Melanie has done other public talks before but had to take a break from doing them while writing her first book, a non-fiction, life advice/memoir hybrid.
“At the moment I am in between book contracts,” she said. However, she said she wants to get back in the habit of doing talks to schools and colleges.
“I have two talks this month in schools, about homophobic and transphobic language,” she said. “With that, even I find myself being careless with language, recently in a video I said the word ‘spa’, without even thinking.”
I suggested that using slightly offensive language is an Irish colloquialism, and again she agreed: “It was definitely unintentional, but I was really happy to be called out on it because I can’t be aware and change things, unless I realise that I am doing it.”
I also brought up how open Melanie has been about her eating disorder.
“I think what sparked the change for me into going down that road to recovery was another YouTuber, and Irish one as well, Anna Saccone, who had bulimia,” Melanie said. YouTube savvy readers will recognise Anna’s name from her family vlogging channel Sacconejoly, which she runs with her husband Jonathan Joly.

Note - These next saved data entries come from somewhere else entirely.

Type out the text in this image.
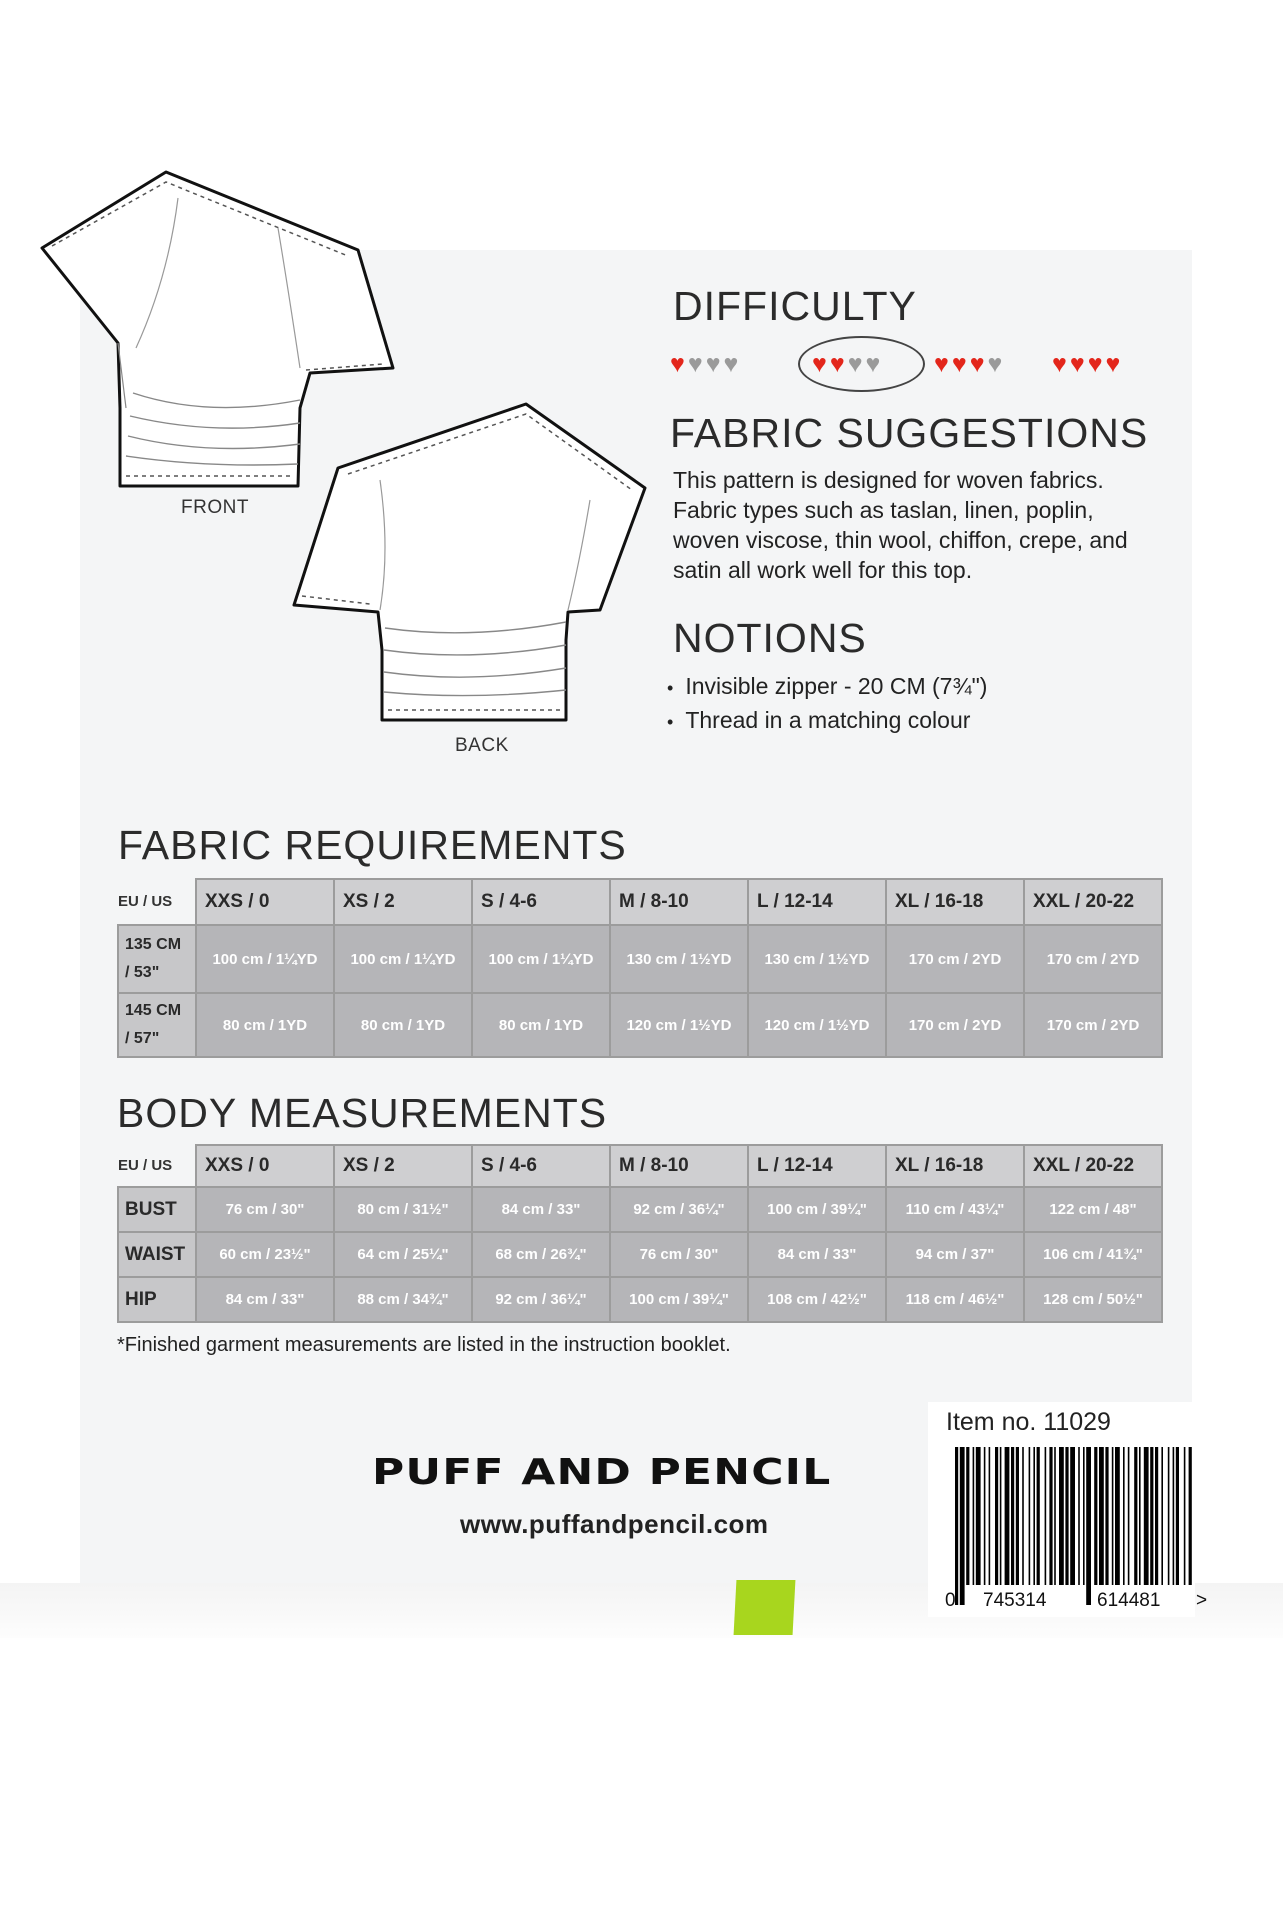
FRONT
BACK
DIFFICULTY
♥ ♥ ♥ ♥	♥ ♥ ♥ ♥ ♥ ♥ ♥ ♥ ♥ ♥ ♥ ♥
FABRIC SUGGESTIONS
This pattern is designed for woven fabrics.
Fabric types such as taslan, linen, poplin,
woven viscose, thin wool, chiffon, crepe, and
satin all work well for this top.
NOTIONS
• Invisible zipper - 20 CM (7¾")
• Thread in a matching colour
FABRIC REQUIREMENTS
EU / US	XXS / 0	XS / 2	S / 4-6	M / 8-10	L / 12-14	XL / 16-18	XXL / 20-22

135 CM
/ 53"	100 cm / 1¼YD	100 cm / 1¼YD	100 cm / 1¼YD	130 cm / 1½YD	130 cm / 1½YD	170 cm / 2YD	170 cm / 2YD

145 CM
/ 57"	80 cm / 1YD	80 cm / 1YD	80 cm / 1YD	120 cm / 1½YD	120 cm / 1½YD	170 cm / 2YD	170 cm / 2YD
BODY MEASUREMENTS
EU / US	XXS / 0	XS / 2	S / 4-6	M / 8-10	L / 12-14	XL / 16-18	XXL / 20-22
BUST	76 cm / 30"	80 cm / 31½"	84 cm / 33"	92 cm / 36¼"	100 cm / 39¼"	110 cm / 43¼"	122 cm / 48"
WAIST	60 cm / 23½"	64 cm / 25¼"	68 cm / 26¾"	76 cm / 30"	84 cm / 33"	94 cm / 37"	106 cm / 41¾"
HIP	84 cm / 33"	88 cm / 34¾"	92 cm / 36¼"	100 cm / 39¼"	108 cm / 42½"	118 cm / 46½"	128 cm / 50½"
*Finished garment measurements are listed in the instruction booklet.
PUFF AND PENCIL
www.puffandpencil.com
Item no. 11029
0 745314	614481 >
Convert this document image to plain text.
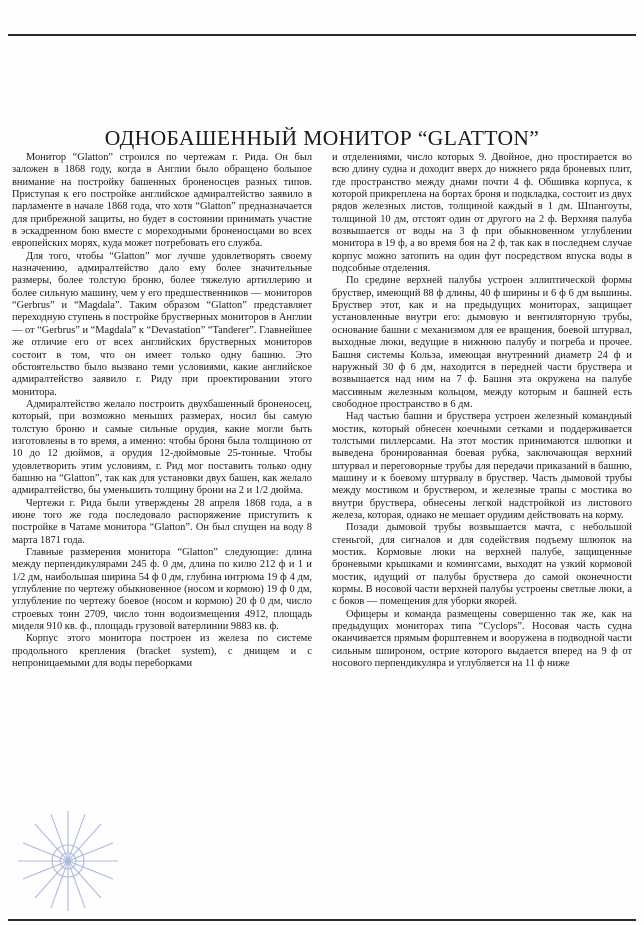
ОДНОБАШЕННЫЙ МОНИТОР “GLATTON”

Монитор “Glatton” строился по чертежам г. Рида. Он был заложен в 1868 году, когда в Англии было обращено большое внимание на постройку башенных броненосцев разных типов. Приступая к его постройке английское адмиралтейство заявило в парламенте в начале 1868 года, что хотя “Glatton” предназначается для прибрежной защиты, но будет в состоянии принимать участие в эскадренном бою вместе с мореходными броненосцами во всех европейских морях, куда может потребовать его служба.

Для того, чтобы “Glatton” мог лучше удовлетворять своему назначению, адмиралтейство дало ему более значительные размеры, более толстую броню, более тяжелую артиллерию и более сильную машину, чем у его предшественников — мониторов “Gerbrus” и “Magdala”. Таким образом “Glatton” представляет переходную ступень в постройке брустверных мониторов в Англии — от “Gerbrus” и “Magdala” к “Devastation” “Tanderer”. Главнейшее же отличие его от всех английских брустверных мониторов состоит в том, что он имеет только одну башню. Это обстоятельство было вызвано теми условиями, какие английское адмиралтейство заявило г. Риду при проектировании этого монитора.

Адмиралтейство желало построить двухбашенный броненосец, который, при возможно меньших размерах, носил бы самую толстую броню и самые сильные орудия, какие могли быть изготовлены в то время, а именно: чтобы броня была толщиною от 10 до 12 дюймов, а орудия 12-дюймовые 25-тонные. Чтобы удовлетворить этим условиям, г. Рид мог поставить только одну башню на “Glatton”, так как для установки двух башен, как желало адмиралтейство, бы уменьшить толщину брони на 2 и 1/2 дюйма.

Чертежи г. Рида были утверждены 28 апреля 1868 года, а в июне того же года последовало распоряжение приступить к постройке в Чатаме монитора “Glatton”. Он был спущен на воду 8 марта 1871 года.

Главные размерения монитора “Glatton” следующие: длина между перпендикулярами 245 ф. 0 дм, длина по килю 212 ф и 1 и 1/2 дм, наибольшая ширина 54 ф 0 дм, глубина интрюма 19 ф 4 дм, углубление по чертежу обыкновенное (носом и кормою) 19 ф 0 дм, углубление по чертежу боевое (носом и кормою) 20 ф 0 дм, число строевых тонн 2709, число тонн водоизмещения 4912, площадь миделя 910 кв. ф., площадь грузовой ватерлинии 9883 кв. ф.

Корпус этого монитора построен из железа по системе продольного крепления (bracket system), с днищем и с непроницаемыми для воды переборками

и отделениями, число которых 9. Двойное, дно простирается во всю длину судна и доходит вверх до нижнего ряда броневых плит, где пространство между днами почти 4 ф. Обшивка корпуса, к которой прикреплена на бортах броня и подкладка, состоит из двух рядов железных листов, толщиной каждый в 1 дм. Шпангоуты, толщиной 10 дм, отстоят один от другого на 2 ф. Верхняя палуба возвышается от воды на 3 ф при обыкновенном углублении монитора в 19 ф, а во время боя на 2 ф, так как в последнем случае корпус можно затопить на один фут посредством впуска воды в подсобные отделения.

По средине верхней палубы устроен эллиптической формы бруствер, имеющий 88 ф длины, 40 ф ширины и 6 ф 6 дм вышины. Бруствер этот, как и на предыдущих мониторах, защищает установленные внутри его: дымовую и вентиляторную трубы, основание башни с механизмом для ее вращения, боевой штурвал, выходные люки, ведущие в нижнюю палубу и погреба и прочее. Башня системы Кольза, имеющая внутренний диаметр 24 ф и наружный 30 ф 6 дм, находится в передней части бруствера и возвышается над ним на 7 ф. Башня эта окружена на палубе массивным железным кольцом, между которым и башней есть свободное пространство в 6 дм.

Над частью башни и бруствера устроен железный командный мостик, который обнесен коечными сетками и поддерживается толстыми пиллерсами. На этот мостик принимаются шлюпки и выведена бронированная боевая рубка, заключающая верхний штурвал и переговорные трубы для передачи приказаний в башню, машину и к боевому штурвалу в бруствер. Часть дымовой трубы между мостиком и бруствером, и железные трапы с мостика во внутри бруствера, обнесены легкой надстройкой из листового железа, которая, однако не мешает орудиям действовать на корму.

Позади дымовой трубы возвышается мачта, с небольшой стеньгой, для сигналов и для содействия подъему шлюпок на мостик. Кормовые люки на верхней палубе, защищенные броневыми крышками и комингсами, выходят на узкий кормовой мостик, идущий от палубы бруствера до самой оконечности кормы. В носовой части верхней палубы устроены светлые люки, а с боков — помещения для уборки якорей.

Офицеры и команда размещены совершенно так же, как на предыдущих мониторах типа “Cyclops”. Носовая часть судна оканчивается прямым форштевнем и вооружена в подводной части сильным шпироном, острие которого выдается вперед на 9 ф от носового перпендикуляра и углубляется на 11 ф ниже
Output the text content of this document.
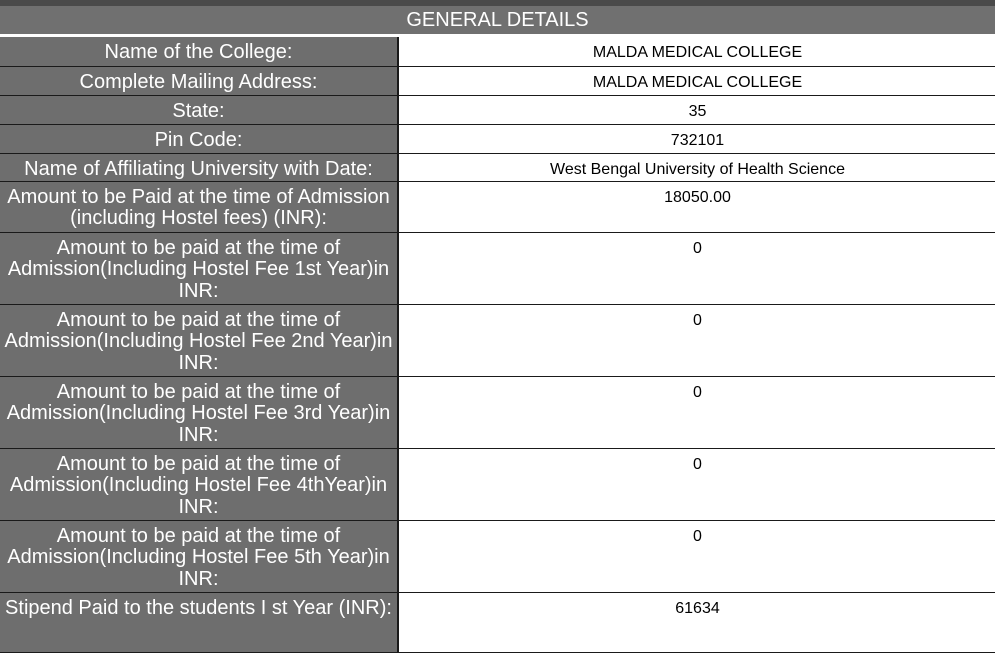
GENERAL DETAILS
Name of the College:	MALDA MEDICAL COLLEGE
Complete Mailing Address:	MALDA MEDICAL COLLEGE
State:	35
Pin Code:	732101
Name of Affiliating University with Date:	West Bengal University of Health Science
Amount to be Paid at the time of Admission (including Hostel fees) (INR):	18050.00
Amount to be paid at the time of Admission(Including Hostel Fee 1st Year)in INR:	0
Amount to be paid at the time of Admission(Including Hostel Fee 2nd Year)in INR:	0
Amount to be paid at the time of Admission(Including Hostel Fee 3rd Year)in INR:	0
Amount to be paid at the time of Admission(Including Hostel Fee 4thYear)in INR:	0
Amount to be paid at the time of Admission(Including Hostel Fee 5th Year)in INR:	0
Stipend Paid to the students I st Year (INR):	61634
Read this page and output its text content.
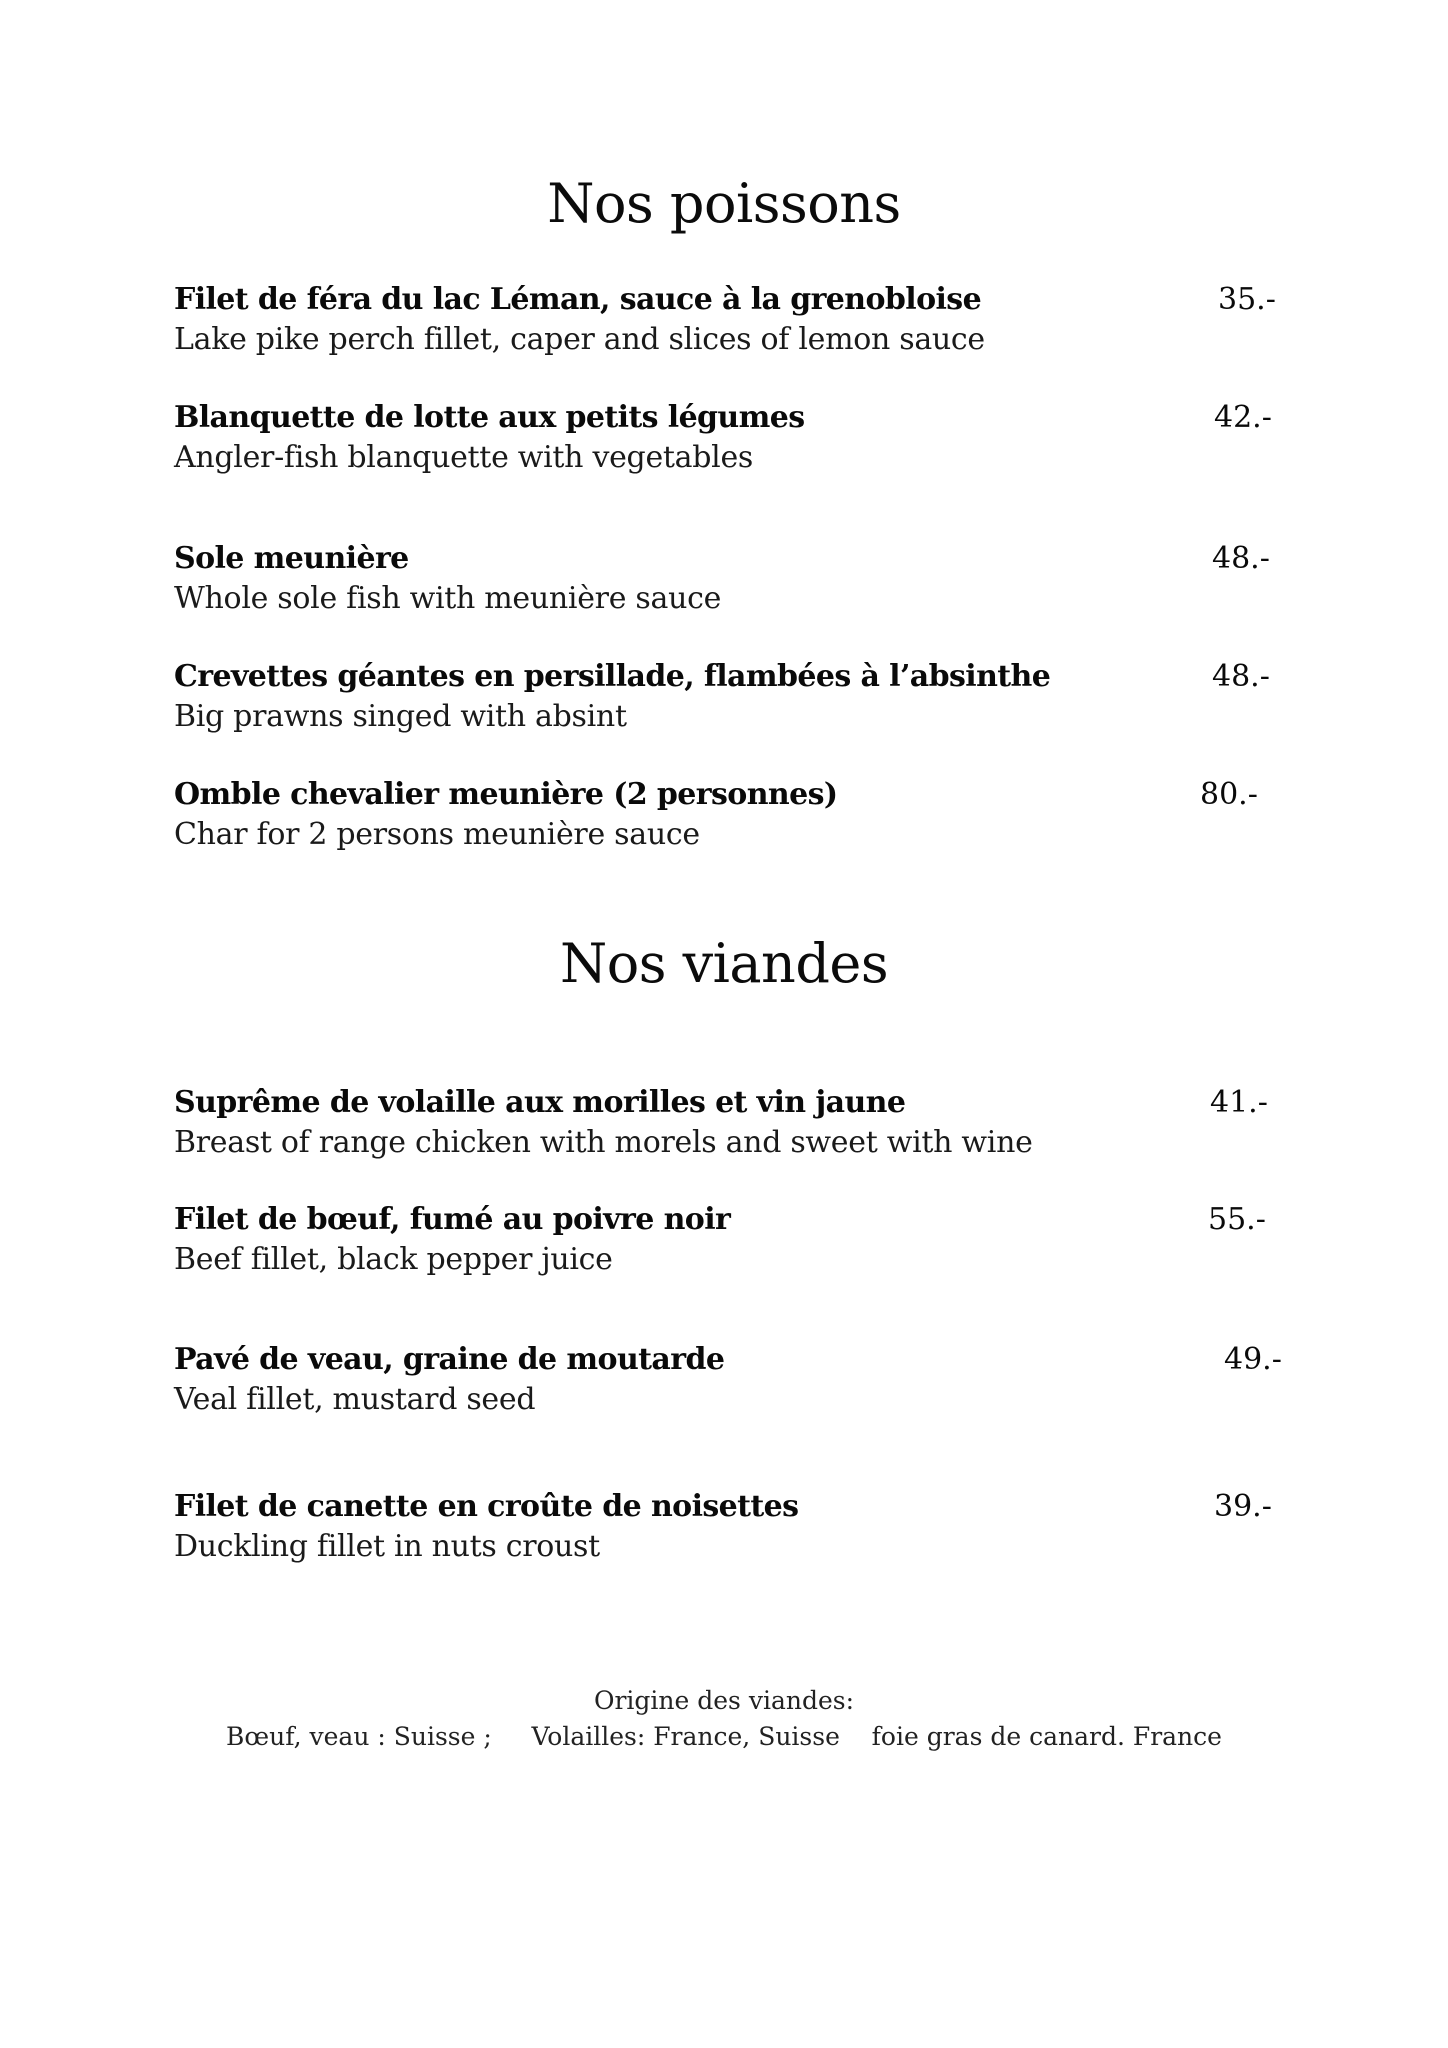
Nos poissons
Filet de féra du lac Léman, sauce à la grenobloise	35.-
Lake pike perch fillet, caper and slices of lemon sauce
Blanquette de lotte aux petits légumes	42.-
Angler-fish blanquette with vegetables
Sole meunière	48.-
Whole sole fish with meunière sauce
Crevettes géantes en persillade, flambées à l’absinthe	48.-
Big prawns singed with absint
Omble chevalier meunière (2 personnes)	80.-
Char for 2 persons meunière sauce
Nos viandes
Suprême de volaille aux morilles et vin jaune	41.-
Breast of range chicken with morels and sweet with wine
Filet de bœuf, fumé au poivre noir	55.-
Beef fillet, black pepper juice
Pavé de veau, graine de moutarde	49.-
Veal fillet, mustard seed
Filet de canette en croûte de noisettes	39.-
Duckling fillet in nuts croust
Origine des viandes:
Bœuf, veau : Suisse ;     Volailles: France, Suisse    foie gras de canard. France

“If she had never mentioned that, it was in a really old video on her webcam… and she knows now but back then, she had no idea of the impact that had on me,” Melanie revealed.
“I also felt the more layers I peeled back off myself the more comfortable I was, and the more impact I was having, and that I was making use of my life. And for me, I think sharing is important and the more people that I can share with, the better because it encourages them to open up as well.”
“Opening up for Irish people as well is so difficult!”